In a statement to the Post, the World Jewish Congress confirmed that WJC representative Michael Schneider had requested that abstentions be recorded and was denied. Accordingly, “since the only option was to vote yes or no on the entire slate, the WJC did not vote.”
An organization representing German Jewry also expressed unhappiness over the way the vote was conducted.
“The Claims Conference only allowed a yes or no vote on the entire slate, including a long list of vice presidents rather than separate votes – and did not allow abstentions,” Stephan Kramer of the Central Council of Jews in Germany told the Post via email on Wednesday.
“Accordingly,” he continued, “some organizations simply did not vote. I think that procedure speaks for itself.”
Far from the majority of the Jewish organizations represented on the Claims Conference board issued negative statements, however.
Vivian Wineman, president of the Board of Deputies of British Jews, praised the work of the Claims Conference following the board meeting.

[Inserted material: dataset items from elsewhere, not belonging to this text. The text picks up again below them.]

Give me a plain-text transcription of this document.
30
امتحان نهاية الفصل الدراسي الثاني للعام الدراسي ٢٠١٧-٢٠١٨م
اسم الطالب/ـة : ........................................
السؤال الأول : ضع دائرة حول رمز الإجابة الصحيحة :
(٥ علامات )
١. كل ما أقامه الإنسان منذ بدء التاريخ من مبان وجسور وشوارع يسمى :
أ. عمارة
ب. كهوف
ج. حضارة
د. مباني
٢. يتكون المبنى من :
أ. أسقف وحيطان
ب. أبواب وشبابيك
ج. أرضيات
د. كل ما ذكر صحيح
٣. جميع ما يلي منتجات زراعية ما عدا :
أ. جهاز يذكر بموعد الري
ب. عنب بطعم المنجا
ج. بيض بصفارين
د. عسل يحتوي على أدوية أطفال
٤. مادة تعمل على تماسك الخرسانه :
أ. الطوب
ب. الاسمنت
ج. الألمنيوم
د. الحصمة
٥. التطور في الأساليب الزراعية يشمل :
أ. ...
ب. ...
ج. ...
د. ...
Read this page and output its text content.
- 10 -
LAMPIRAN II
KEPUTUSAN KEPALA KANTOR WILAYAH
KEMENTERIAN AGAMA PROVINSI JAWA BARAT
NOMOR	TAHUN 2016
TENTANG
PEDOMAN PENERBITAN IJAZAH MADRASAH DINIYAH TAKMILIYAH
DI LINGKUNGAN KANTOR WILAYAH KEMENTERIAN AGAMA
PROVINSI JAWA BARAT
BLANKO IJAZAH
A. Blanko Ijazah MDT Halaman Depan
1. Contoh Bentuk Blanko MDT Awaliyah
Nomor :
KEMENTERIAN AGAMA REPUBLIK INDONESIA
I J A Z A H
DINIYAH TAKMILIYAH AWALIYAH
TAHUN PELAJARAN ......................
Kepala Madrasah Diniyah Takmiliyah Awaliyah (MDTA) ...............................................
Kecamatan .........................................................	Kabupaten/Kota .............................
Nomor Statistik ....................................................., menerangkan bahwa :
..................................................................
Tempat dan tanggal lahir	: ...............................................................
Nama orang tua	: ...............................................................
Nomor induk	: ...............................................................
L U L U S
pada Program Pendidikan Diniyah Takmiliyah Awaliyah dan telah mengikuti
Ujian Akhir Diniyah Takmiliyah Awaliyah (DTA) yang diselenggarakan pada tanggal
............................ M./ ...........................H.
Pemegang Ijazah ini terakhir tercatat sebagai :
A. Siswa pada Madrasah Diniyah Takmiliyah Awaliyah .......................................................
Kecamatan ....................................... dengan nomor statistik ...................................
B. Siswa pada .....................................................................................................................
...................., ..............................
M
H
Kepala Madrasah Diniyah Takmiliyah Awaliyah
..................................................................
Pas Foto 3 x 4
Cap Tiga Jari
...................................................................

“One cannot comment on the conference without mentioning not only the excellent work which it is doing, but the way in which it has increased so greatly during the last 15 years. More categories of victims are being helped and the amounts they receive are greater.
In many of their programs this increase amounts to as much as 700 percent. This huge expansion is a tribute not only to the leadership of the conference, but also to its relationship with the German government who recognize their efficiency, integrity and compassion,” he said.
Speaking with the Post on Friday, Laura Solomon, an attorney specializing in the philanthropic sector, noted that Berman’s failure to share information regarding the whistle-blower letter and failure to subsequently report his investigation to the board could potentially lead the New York attorney-general, should he involve himself, to take the position that Berman “breached his fiduciary duties to the organization.”
“The Attorney-General’s Office can go after fiduciary [breaches].
They can investigate, they can prosecute and, interestingly, in New York then can take even take restitution,” she said.
An official for the attorney-general told The Forward last week that their office was aware of the matter but offered no further comment.
The Claims Conference did not reply to a request for comment in response to Solomon’s statement.